A seriously ill passenger on a cruise ship headed to Hawaii from San Diego is now safely in a local hospital and doing fine, thanks to the work of the Coast Guard.
The Carnival Spirit was more than 900 miles offshore of Hawaii when the 67-year-old woman fell ill Monday.
"We knew that it was a time-critical issue so we were able to go on the scene basically at first light," Lt. Robert Braham, a Coast Guard pilot, said today.
The cruise ship was too far away for a helicopter to evacuate the woman so the Coast Guard launched a C-130 airplane from Honolulu for the three-hour flight to deliver six units of blood and medical supplies.
The supplies were picked up from Tripler Army Medical Center in Hawaii at 3:30AM Tuesday - and the C-130 took off four hours later, bound for the ship.
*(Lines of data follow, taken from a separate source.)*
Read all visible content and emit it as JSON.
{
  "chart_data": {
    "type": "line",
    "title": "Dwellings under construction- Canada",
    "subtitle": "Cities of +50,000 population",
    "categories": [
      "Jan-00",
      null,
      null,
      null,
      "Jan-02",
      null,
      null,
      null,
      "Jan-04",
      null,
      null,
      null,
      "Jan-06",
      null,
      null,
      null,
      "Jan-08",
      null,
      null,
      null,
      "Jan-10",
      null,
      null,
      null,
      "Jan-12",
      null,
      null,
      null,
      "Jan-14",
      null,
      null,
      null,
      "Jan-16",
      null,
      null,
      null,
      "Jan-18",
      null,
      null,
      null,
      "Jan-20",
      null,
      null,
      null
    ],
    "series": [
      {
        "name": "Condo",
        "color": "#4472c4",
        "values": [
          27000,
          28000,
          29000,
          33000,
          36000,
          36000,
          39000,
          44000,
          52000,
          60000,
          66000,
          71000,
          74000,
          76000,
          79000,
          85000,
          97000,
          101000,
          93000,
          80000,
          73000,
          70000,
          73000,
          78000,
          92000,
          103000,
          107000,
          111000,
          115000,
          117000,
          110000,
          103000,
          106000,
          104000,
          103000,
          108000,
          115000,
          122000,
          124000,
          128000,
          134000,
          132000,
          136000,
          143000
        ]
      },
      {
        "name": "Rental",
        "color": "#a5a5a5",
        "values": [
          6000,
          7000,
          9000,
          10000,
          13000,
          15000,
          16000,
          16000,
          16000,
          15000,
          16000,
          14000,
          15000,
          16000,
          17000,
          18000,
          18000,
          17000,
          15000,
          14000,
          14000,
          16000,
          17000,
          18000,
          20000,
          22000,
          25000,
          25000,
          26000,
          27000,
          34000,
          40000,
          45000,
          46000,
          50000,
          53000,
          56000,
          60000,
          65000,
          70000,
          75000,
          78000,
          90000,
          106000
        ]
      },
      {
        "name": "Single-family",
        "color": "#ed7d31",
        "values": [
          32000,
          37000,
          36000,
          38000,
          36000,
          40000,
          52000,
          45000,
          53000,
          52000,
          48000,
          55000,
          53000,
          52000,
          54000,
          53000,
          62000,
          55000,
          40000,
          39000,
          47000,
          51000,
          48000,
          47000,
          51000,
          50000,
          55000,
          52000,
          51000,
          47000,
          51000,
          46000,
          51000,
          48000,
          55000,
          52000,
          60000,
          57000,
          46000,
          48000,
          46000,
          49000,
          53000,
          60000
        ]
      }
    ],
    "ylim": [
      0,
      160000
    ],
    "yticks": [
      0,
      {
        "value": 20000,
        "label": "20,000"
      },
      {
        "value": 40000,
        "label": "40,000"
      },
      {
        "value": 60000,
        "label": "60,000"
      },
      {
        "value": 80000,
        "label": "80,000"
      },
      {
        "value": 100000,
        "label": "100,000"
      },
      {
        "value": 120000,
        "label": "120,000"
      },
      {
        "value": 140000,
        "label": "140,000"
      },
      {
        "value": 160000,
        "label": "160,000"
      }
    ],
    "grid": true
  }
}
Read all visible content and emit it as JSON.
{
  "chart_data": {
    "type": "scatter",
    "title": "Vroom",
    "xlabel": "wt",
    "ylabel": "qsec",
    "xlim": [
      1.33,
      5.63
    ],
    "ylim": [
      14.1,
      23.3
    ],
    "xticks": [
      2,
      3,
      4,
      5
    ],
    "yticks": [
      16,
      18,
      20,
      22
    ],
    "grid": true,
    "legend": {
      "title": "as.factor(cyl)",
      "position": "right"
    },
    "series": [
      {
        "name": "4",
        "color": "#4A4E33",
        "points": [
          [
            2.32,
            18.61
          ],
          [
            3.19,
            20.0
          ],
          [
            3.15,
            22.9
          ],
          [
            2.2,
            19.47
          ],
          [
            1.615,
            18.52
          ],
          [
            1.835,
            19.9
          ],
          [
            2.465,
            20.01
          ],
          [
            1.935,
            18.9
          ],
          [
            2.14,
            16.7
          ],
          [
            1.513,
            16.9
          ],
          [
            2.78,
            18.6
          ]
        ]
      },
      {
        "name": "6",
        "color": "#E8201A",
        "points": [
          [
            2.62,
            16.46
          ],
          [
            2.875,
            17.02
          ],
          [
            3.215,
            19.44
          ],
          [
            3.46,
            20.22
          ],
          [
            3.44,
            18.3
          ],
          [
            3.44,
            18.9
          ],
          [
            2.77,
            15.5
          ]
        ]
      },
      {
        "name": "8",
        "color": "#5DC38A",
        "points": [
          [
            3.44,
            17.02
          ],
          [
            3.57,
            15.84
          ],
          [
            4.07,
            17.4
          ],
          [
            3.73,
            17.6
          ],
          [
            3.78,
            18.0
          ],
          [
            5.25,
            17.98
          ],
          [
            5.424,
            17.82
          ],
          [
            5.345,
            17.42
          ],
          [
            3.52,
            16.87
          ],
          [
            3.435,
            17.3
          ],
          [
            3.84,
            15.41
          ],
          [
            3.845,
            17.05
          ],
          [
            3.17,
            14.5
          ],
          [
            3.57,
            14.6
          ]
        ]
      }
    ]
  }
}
"We grabbed ice from our cooler to keep the blood cold and we just kind of rolled with the punches," Petty Officer Stewart Peterson said.
With 12 million Americans cruising every year, medical emergencies do happen.
The vessels have doctors, nurses and 24-hour medical care. They also have an exam room and medical equipment including X-rays, defibrillators and portable oxygen, but they are not floating hospitals.
In the last few weeks, the Coast Guard has airlifted a 73-year-old man and a 64-year-old woman from cruise ships for medical reasons.
Even the U.S. Navy has been called. In one case, a passenger with acute appendicitis had to be rushed to land by two Blackhawk Navy helicopters.